Salmo 132/131
Neste Salmo, também ele um Cântico das Subidas, um Salmo Gradual, o peregrino recorda ao Deus de Israel um dado capital no caminho de fé do Povo santo: a promessa que o Eterno fez a Davi e à sua Casa, isto é, à sua dinastia. Essa promessa feita ao rei não é uma realidade meramente individual, em benefício de Davi e de sua prosperidade, mas trata-se de uma bênção para todo o povo de Israel. É assim: nas Escrituras Santas, na história do Povo de Deus, nenhuma promessa, nenhum dom, tem um sentido e um escopo somente pessoais. Todos os dons do Altíssimo, por mais pessoais que sejam, são para a realização do plano salvífico de Deus e, portanto, para o salvação e a vida de todos.

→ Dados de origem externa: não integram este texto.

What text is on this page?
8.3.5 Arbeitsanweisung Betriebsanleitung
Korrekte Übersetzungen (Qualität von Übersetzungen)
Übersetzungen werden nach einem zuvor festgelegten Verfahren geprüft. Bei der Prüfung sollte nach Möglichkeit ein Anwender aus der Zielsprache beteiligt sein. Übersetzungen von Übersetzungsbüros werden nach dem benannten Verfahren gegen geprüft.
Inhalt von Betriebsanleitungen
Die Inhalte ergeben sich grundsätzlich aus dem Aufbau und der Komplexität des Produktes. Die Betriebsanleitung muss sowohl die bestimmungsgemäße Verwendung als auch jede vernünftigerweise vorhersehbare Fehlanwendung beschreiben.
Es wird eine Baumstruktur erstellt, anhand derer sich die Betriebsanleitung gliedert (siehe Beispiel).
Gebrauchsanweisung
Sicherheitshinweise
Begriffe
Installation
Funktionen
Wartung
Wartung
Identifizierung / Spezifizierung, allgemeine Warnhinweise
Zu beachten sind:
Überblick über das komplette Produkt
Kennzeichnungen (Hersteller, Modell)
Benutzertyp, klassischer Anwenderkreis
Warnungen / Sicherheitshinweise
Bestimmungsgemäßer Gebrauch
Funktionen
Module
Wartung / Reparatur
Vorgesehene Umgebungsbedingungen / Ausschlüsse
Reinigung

“Lembra-Te, Senhor de Davi,
de todas as suas fadigas,
como ele jurou ao Senhor,
ao Poderoso de Jacó fez um voto:
'Não entrarei sob o teto de minha casa,
não subirei ao leito do meu repouso,
não darei sono aos meus olhos,
nem descanso às minhas pálpebras,
enquanto não achar um lugar para o Senhor,
uma morada pera o Poderoso de Jacó”.
O texto começa com o memorial: pede que o Senhor lembre, recorde. Na verdade, segundo a mentalidade da Sagrada Escritura, para Deus, recordar é conservar na existência. Quando Deus esquece, aquilo que por Ele foi esquecido deixa de existir, torna-se pobre nada, volta ao pó, à inexistência! O memorial, o recordar tornando realmente presente, é central na espiritualidade bíblica. Basta pensar na Páscoa judaica, que anualmente faz memorial do Êxodo do Egito e do memorial da Páscoa de Cristo. Assim como cada geração de Israel, ao fazer memorial da Páscoa judaica, deve se considerar tirada do Egito, ela própria, através de cada época, assim também nós, cristãos, ao celebrarmos a Páscoa do Senhor em cada Eucaristia – e de modo particular no solene rito anual – devem ter a consciência de que, pelo Cristo, em Cristo e por Cristo, passamos da velha situação de pecado e vamos, já nesta vida, sendo impregnados da vida eterna, que termos em plenitude na celebração final, na Páscoa da morte, quando, finalmente, passaremos, ou melhor, terminaremos de passar, deste mundo para o Pai. Cada Eucaristia, portanto, é memorial feito diante do Senhor: “Lembra-Te, Pai, do Teu Filho, que na noite em que foi entregue tomou o pão e o vinho e disse: 'É Meu Corpo, é Meu Sangue. Celebrando, pois, o memorial da morte e ressurreição do Teu Filho, nós Te oferecemos o Pão da vida e o Cálice da salvação!'”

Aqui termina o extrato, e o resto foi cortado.